Exidia alveolata

Scientific classification
- Kingdom: Fungi
- Division: Basidiomycota
- Class: Agaricomycetes
- Order: Auriculariales
- Family: Auriculariaceae
- Genus: Exidia
- Species: E. alveolata
- Binomial name: Exidia alveolata Pat. (1893)

= Exidia alveolata =

- Genus: Exidia
- Species: alveolata
- Authority: Pat. (1893)

Species of fungus

Exidia alveolata is a species of fungus in the family Auriculariaceae.
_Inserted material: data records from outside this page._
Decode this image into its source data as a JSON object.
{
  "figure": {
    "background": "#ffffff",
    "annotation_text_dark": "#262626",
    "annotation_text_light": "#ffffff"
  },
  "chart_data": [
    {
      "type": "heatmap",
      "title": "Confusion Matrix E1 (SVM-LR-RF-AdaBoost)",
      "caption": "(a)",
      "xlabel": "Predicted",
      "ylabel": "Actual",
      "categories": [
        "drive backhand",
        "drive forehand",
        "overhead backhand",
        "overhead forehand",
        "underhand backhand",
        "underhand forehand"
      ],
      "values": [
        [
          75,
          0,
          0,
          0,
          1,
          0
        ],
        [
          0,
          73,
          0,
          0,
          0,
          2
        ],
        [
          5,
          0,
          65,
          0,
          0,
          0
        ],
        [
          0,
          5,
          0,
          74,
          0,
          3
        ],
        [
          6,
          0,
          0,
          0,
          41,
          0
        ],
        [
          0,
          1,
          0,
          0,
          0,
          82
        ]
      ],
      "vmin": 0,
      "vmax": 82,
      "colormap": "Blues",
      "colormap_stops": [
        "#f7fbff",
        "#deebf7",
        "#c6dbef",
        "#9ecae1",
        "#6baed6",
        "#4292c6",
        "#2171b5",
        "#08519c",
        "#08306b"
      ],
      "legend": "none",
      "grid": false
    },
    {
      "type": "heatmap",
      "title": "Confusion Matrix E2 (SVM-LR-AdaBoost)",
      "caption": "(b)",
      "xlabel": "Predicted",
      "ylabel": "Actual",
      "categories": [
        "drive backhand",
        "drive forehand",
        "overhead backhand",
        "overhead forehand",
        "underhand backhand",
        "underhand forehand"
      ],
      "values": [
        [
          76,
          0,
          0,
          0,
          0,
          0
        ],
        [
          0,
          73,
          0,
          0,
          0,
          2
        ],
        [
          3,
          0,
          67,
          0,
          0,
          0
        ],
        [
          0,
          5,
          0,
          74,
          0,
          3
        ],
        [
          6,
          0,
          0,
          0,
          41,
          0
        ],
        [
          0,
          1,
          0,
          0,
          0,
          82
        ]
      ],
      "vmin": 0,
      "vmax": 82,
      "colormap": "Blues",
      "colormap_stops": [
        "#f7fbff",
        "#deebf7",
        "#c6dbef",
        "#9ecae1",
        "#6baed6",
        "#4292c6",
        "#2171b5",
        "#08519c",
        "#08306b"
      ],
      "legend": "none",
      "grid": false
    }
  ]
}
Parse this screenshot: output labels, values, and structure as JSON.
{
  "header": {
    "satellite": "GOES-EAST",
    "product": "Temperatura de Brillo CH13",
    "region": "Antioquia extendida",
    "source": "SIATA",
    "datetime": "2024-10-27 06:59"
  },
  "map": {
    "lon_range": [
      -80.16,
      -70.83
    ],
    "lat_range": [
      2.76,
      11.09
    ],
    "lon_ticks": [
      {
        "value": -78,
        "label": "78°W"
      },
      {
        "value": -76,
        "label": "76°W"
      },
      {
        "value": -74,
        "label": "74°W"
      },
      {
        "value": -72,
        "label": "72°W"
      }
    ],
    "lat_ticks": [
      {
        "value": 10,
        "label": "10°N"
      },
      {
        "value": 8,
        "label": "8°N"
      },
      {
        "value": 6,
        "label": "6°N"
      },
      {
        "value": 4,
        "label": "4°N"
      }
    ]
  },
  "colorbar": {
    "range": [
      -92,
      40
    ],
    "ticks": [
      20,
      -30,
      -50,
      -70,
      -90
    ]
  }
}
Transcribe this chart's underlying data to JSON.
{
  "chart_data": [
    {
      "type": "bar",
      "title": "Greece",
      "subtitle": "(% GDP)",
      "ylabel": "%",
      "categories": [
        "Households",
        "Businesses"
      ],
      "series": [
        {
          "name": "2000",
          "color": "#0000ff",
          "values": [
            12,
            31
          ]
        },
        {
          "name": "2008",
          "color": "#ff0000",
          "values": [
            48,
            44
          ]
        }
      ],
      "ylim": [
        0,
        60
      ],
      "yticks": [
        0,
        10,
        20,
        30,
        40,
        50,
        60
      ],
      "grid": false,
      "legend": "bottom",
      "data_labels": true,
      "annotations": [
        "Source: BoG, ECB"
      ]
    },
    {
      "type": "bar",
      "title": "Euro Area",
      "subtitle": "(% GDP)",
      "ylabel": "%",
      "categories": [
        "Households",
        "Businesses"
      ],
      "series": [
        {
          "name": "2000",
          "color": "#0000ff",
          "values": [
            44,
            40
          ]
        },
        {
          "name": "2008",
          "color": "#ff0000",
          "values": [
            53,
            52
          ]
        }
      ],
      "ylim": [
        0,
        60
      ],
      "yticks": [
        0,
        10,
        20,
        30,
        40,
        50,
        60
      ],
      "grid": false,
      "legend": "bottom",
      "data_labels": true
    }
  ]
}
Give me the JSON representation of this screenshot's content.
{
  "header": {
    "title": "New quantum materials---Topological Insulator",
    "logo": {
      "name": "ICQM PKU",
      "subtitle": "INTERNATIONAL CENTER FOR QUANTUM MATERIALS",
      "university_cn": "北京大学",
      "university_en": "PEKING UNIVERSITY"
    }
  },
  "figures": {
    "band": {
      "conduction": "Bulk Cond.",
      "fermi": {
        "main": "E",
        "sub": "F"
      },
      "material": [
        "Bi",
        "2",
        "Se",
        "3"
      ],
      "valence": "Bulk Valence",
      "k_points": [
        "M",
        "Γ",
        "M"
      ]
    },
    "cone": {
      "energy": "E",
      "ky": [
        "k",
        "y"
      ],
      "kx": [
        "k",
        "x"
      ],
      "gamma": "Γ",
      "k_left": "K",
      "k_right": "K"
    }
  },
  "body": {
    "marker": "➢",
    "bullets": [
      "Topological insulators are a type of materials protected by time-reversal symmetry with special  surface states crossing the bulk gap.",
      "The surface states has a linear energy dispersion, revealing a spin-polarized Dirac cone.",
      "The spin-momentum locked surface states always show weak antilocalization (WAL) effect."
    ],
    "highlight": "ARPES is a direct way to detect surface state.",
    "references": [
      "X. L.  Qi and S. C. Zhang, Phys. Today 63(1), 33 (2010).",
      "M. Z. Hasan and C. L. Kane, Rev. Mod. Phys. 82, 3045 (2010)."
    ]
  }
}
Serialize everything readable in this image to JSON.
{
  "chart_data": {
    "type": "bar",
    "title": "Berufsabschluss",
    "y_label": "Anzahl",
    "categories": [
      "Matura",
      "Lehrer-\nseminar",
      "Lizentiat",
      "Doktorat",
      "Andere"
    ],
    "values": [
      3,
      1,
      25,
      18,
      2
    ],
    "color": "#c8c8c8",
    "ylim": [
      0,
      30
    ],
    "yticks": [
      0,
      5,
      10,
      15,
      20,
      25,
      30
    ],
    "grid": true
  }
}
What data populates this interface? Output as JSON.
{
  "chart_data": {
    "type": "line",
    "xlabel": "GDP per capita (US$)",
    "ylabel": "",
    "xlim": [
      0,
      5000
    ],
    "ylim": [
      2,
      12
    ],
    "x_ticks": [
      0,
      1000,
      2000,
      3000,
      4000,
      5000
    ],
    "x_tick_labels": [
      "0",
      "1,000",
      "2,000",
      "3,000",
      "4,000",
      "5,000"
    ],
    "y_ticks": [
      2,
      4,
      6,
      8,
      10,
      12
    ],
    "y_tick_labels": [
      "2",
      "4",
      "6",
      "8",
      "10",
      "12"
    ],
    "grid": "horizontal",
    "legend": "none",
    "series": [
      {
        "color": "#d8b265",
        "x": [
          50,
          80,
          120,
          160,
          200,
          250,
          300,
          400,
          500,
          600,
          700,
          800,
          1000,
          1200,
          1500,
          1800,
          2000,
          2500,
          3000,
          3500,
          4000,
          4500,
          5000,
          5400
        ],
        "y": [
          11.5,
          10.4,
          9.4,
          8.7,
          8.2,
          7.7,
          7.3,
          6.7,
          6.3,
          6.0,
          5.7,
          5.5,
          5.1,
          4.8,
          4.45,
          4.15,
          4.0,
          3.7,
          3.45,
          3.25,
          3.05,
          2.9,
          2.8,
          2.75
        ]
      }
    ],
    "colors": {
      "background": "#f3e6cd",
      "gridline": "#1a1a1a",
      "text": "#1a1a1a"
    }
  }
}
Basidiocarps (fruit bodies) are gelatinous, pale smoky brown, alveolate (shallowly pitted like a honeycomb), and with sparse pegs or spicules on the surface. The species is currently known only from its original collection in Ecuador.

==Description==
Exidia alveolata forms smoky brown, gelatinous fruit bodies that are effused and alveolate, around 4 cm across. Small hyphal pegs or spicules are scattered on the surface.

===Microscopic characters===
The microscopic characters are typical of the genus Exidia. The basidia are ellipsoid, septate, 14 to 17 by 10 to 12.5 μm. The spores are weakly allantoid (sausage-shaped), 10.5 to 16 by 4 to 6 μm.